News Article
October 9, 2009
More HIV-Infected Individuals in Developing Countries Now Have Access to Antiretroviral Treatment
Duke Global Health Institute Associate Director of Research John Bartlett and John F. Shao with Tumaini University in Moshi, Tanzania co-authored this article, which was published in the October 2009 issue of The Lancet.
Successes, challenges, and limitations of current antiretroviral therapy in low-income and middle-income countries
As a result of the scale-up of antiretroviral treatment (ART) programmes and substantial financial support worldwide, an increasing number of HIV-infected individuals in low-income and middle-income countries (LIMCs) now have access to ART. Despite this progress, important questions remain on the best use of ART and how patients should be maintained on a successful regimen. This Review addresses some of the issues faced by those managing the epidemic in LMICs, including when to start treatment, choice of first-line ART, and when to switch regimens. Although the first priority must be continued expansion of access to ART, there should be a move towards starting ART earlier to treat individuals before they reach advanced stages of disease, to reduce early mortality, and to build support for improved monitoring of treatment failure. There is also a need for more randomised controlled studies to identify the long-term outcomes, cost-effectiveness of ART, and use of virological monitoring in LMICs.
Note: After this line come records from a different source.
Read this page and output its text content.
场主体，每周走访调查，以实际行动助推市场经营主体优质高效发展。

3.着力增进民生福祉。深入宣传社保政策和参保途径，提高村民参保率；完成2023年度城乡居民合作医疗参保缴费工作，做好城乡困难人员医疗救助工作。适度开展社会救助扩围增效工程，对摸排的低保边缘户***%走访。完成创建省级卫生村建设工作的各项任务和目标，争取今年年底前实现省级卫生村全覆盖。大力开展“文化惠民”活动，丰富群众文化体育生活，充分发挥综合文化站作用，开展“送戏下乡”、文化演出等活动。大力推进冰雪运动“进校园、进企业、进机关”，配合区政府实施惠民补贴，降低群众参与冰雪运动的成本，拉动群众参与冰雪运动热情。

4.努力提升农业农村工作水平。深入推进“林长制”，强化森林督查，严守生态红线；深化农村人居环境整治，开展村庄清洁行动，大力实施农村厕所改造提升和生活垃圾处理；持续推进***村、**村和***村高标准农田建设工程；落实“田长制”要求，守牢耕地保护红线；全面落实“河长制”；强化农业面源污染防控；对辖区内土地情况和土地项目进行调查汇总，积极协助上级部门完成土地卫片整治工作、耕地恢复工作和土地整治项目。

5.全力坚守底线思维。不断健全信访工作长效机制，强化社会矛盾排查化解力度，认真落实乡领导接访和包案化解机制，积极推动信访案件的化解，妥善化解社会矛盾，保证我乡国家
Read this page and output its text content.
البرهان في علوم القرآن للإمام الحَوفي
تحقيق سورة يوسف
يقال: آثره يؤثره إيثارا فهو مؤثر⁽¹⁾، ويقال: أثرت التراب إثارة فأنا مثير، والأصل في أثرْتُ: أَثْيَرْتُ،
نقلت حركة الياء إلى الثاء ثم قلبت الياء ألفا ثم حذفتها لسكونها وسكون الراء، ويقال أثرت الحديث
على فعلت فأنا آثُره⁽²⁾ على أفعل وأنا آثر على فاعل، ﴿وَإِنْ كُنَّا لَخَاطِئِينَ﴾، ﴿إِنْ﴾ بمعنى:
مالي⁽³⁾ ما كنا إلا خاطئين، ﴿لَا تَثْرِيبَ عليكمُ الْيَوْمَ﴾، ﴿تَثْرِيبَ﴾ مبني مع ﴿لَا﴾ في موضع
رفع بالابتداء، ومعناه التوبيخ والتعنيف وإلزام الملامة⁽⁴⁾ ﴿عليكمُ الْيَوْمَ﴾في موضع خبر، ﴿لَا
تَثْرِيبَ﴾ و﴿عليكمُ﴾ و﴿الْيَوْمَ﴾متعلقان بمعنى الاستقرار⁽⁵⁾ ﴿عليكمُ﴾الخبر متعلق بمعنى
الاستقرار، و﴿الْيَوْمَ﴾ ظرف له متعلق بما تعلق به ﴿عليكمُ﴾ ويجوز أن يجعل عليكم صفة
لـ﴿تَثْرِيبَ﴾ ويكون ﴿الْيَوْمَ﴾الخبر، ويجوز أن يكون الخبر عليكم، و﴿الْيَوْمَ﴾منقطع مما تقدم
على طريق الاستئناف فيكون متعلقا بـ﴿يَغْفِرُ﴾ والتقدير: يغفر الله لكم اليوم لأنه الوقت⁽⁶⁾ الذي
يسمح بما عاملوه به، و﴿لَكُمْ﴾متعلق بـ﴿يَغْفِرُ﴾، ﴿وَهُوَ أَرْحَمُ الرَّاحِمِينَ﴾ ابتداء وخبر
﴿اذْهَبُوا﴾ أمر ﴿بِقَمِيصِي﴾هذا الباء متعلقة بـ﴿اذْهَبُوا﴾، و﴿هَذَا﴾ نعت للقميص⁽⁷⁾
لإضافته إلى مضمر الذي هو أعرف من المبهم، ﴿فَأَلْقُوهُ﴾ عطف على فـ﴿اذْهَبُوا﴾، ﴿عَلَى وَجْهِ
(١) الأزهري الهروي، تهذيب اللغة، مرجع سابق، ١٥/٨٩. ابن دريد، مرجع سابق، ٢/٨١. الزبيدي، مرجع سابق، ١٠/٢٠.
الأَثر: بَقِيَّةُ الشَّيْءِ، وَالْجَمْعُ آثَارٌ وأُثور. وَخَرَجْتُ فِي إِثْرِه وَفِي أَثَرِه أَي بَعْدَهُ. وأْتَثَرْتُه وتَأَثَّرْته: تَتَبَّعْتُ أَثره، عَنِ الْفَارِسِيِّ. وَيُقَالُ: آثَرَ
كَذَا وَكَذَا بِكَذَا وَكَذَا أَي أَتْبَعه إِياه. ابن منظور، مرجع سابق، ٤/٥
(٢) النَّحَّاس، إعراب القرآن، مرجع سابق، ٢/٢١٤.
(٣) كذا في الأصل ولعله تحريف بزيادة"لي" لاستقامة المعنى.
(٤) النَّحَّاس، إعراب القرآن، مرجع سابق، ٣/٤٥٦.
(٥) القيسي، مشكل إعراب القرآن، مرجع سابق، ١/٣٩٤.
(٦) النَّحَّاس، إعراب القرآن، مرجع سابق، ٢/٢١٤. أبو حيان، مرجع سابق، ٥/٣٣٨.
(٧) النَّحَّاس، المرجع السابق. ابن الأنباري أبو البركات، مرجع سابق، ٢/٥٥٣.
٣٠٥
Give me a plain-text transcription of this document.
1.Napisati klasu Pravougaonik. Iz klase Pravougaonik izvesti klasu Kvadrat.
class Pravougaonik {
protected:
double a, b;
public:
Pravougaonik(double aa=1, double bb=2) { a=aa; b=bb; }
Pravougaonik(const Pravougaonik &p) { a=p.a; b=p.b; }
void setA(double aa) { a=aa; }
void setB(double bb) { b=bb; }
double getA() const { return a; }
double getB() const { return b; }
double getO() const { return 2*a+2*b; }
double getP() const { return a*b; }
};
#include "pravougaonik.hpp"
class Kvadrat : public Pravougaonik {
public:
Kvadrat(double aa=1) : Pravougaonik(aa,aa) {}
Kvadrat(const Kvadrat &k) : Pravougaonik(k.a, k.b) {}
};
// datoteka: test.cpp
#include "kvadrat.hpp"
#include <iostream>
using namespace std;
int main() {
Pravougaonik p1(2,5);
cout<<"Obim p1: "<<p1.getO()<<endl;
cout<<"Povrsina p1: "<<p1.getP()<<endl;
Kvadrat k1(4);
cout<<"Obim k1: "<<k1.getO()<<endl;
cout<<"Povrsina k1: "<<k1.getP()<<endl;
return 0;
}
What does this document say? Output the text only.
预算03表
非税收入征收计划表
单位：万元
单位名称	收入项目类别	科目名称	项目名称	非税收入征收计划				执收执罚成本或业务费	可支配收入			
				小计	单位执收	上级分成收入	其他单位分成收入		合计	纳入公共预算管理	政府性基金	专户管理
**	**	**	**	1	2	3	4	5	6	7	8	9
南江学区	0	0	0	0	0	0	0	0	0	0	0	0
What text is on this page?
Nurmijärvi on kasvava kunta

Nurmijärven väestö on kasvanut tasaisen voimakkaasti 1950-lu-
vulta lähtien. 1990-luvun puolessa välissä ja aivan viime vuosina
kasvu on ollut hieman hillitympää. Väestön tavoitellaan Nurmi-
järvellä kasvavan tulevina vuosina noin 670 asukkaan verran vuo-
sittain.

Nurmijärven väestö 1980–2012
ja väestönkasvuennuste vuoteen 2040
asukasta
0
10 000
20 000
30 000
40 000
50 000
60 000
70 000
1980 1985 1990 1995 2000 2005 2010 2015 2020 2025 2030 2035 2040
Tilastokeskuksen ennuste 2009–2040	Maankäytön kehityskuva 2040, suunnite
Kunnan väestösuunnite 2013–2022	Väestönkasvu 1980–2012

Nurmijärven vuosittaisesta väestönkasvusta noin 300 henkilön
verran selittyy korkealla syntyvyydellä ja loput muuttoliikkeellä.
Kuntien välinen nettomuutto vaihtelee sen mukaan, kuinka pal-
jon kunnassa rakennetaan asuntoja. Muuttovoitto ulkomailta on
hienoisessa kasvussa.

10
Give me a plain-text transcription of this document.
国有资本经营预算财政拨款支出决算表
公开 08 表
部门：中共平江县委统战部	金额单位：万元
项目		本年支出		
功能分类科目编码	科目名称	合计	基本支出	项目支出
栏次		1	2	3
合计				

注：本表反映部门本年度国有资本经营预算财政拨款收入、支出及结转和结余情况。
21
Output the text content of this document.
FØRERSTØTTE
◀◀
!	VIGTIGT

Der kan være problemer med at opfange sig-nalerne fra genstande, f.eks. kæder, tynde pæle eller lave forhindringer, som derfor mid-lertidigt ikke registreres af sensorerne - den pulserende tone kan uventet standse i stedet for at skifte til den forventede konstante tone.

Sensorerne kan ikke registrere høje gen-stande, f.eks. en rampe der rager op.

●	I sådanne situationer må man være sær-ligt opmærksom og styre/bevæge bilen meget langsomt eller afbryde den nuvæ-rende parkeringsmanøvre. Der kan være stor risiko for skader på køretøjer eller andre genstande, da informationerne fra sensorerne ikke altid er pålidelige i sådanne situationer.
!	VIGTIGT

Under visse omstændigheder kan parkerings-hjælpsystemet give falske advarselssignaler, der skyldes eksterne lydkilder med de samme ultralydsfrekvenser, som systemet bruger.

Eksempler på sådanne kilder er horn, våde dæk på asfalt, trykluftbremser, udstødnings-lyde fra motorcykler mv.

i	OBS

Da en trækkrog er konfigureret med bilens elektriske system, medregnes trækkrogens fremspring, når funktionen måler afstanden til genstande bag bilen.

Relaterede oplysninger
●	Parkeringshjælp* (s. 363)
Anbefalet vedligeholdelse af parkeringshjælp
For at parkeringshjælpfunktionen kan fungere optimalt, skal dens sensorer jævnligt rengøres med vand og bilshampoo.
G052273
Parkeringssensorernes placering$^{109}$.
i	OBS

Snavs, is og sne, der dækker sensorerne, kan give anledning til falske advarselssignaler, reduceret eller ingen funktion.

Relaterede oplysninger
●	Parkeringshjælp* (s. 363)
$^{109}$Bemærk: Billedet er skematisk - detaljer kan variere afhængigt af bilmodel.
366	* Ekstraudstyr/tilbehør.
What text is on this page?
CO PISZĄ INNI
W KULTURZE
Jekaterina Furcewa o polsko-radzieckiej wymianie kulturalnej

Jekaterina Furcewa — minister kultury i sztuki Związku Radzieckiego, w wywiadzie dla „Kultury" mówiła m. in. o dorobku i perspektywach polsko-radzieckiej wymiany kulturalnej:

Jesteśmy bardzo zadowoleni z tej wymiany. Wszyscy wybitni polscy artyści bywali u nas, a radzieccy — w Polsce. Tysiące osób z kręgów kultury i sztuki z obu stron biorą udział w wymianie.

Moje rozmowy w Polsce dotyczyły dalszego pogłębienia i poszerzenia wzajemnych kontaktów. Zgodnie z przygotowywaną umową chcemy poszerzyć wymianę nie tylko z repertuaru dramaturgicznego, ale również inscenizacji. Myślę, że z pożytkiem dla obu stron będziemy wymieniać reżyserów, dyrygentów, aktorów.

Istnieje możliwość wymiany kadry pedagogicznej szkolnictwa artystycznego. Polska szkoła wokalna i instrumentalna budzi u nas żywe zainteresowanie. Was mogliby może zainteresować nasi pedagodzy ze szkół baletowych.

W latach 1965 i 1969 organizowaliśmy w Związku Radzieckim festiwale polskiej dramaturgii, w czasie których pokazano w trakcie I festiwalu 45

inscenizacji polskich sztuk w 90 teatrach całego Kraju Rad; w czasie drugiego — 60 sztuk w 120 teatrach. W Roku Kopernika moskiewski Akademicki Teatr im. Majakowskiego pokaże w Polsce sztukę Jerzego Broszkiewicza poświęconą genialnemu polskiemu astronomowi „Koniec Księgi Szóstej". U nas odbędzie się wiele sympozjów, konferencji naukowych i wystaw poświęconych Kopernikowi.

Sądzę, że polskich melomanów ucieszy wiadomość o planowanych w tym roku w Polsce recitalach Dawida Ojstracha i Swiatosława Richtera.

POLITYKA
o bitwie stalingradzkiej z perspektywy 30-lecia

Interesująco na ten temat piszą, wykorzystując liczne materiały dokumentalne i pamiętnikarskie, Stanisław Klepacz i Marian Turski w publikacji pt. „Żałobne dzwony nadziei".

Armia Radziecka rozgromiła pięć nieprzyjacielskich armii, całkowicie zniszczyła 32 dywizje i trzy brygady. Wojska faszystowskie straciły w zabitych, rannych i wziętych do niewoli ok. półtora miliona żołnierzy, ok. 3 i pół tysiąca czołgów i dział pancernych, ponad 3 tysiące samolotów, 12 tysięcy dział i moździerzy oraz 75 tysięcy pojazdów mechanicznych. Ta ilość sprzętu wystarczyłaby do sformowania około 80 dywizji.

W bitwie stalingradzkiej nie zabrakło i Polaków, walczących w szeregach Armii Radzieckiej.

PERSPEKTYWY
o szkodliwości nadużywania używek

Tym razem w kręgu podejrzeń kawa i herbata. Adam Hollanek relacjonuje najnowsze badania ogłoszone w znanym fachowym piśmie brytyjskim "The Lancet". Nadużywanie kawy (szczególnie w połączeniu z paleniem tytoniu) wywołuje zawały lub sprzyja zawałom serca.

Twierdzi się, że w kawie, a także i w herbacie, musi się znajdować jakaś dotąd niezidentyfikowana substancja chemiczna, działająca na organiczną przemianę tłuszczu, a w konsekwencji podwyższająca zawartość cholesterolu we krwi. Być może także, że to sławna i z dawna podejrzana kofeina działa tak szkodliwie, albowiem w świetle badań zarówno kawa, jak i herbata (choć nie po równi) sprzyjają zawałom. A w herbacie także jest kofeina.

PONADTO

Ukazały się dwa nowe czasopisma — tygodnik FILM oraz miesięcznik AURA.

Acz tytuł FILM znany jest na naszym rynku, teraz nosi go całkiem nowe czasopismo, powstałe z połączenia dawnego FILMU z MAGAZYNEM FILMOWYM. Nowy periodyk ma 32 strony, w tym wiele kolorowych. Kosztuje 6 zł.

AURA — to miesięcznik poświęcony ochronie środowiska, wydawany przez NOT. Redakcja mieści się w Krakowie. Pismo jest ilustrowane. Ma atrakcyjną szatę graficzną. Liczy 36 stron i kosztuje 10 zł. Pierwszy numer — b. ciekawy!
Treatment for HIV in low-income and middle-income countries (LMICs) is at present driven by a public health approach, whereby the primary goal is to provide antiretroviral therapy (ART) to as broad a population as possible in settings in which individualised management of patients by specialised physicians is not feasible. As a result of several initiatives, the availability of ART in LMICs has increased substantially since 2003. The launch of the “3 by 5” (3 million by 2005) initiative by WHO, the Joint UN Programme on AIDS (UNAIDS) and the US President’s Emergency Plan for AIDS Relief (PEPFAR), has led to scale-up programmes in many LMICs and access to free treatment at an increased number of sites. As a result, WHO reported that nearly 1 million more people were receiving ART by the end of 2007 compared with 2006, and that the original “3 by 5” target had been met, albeit later than intended. Furthermore, the number of AIDS-related deaths worldwide decreased from 2.9 million in 2003 and 2006 to 2.1 million in 2007. These substantial initiatives, in combination with improved prevention efforts, have led to a stabilisation of the epidemic in many parts of the world. However, as the number of individuals meeting the criteria for receiving ART continues to rise, the enormous potential loss of life associated with a failure to provide ART to all who need it remains. A modelling study in South Africa has, for example, projected that a rapid-growth versus a zero-growth strategy for scaling up ART could lead to the prevention of 1.3 million deaths between 2007 and 2012, which would save an additional 200,000 lives compared to that achieved under the current projected timeline for moderate ART scale-up in South Africa.
Despite progress in the availability of ART in LMICs, WHO estimated in 2007 that only 27—34% of people in need of ART worldwide were receiving treatment. Knowledge of one’s HIV status is essential for effective management and treatment. Survey estimates from sub-Saharan Africa indicate that only 12—25% of people infected with HIV are aware of their status. Although this represents a substantial increase from a decade ago, most people infected with HIV in LMICs remain unaware that they are infected. This and other substantial barriers to ART, including economic, social, logistic, and human resource issues, must be aggressively addressed before the goal of increased HIV care is realised.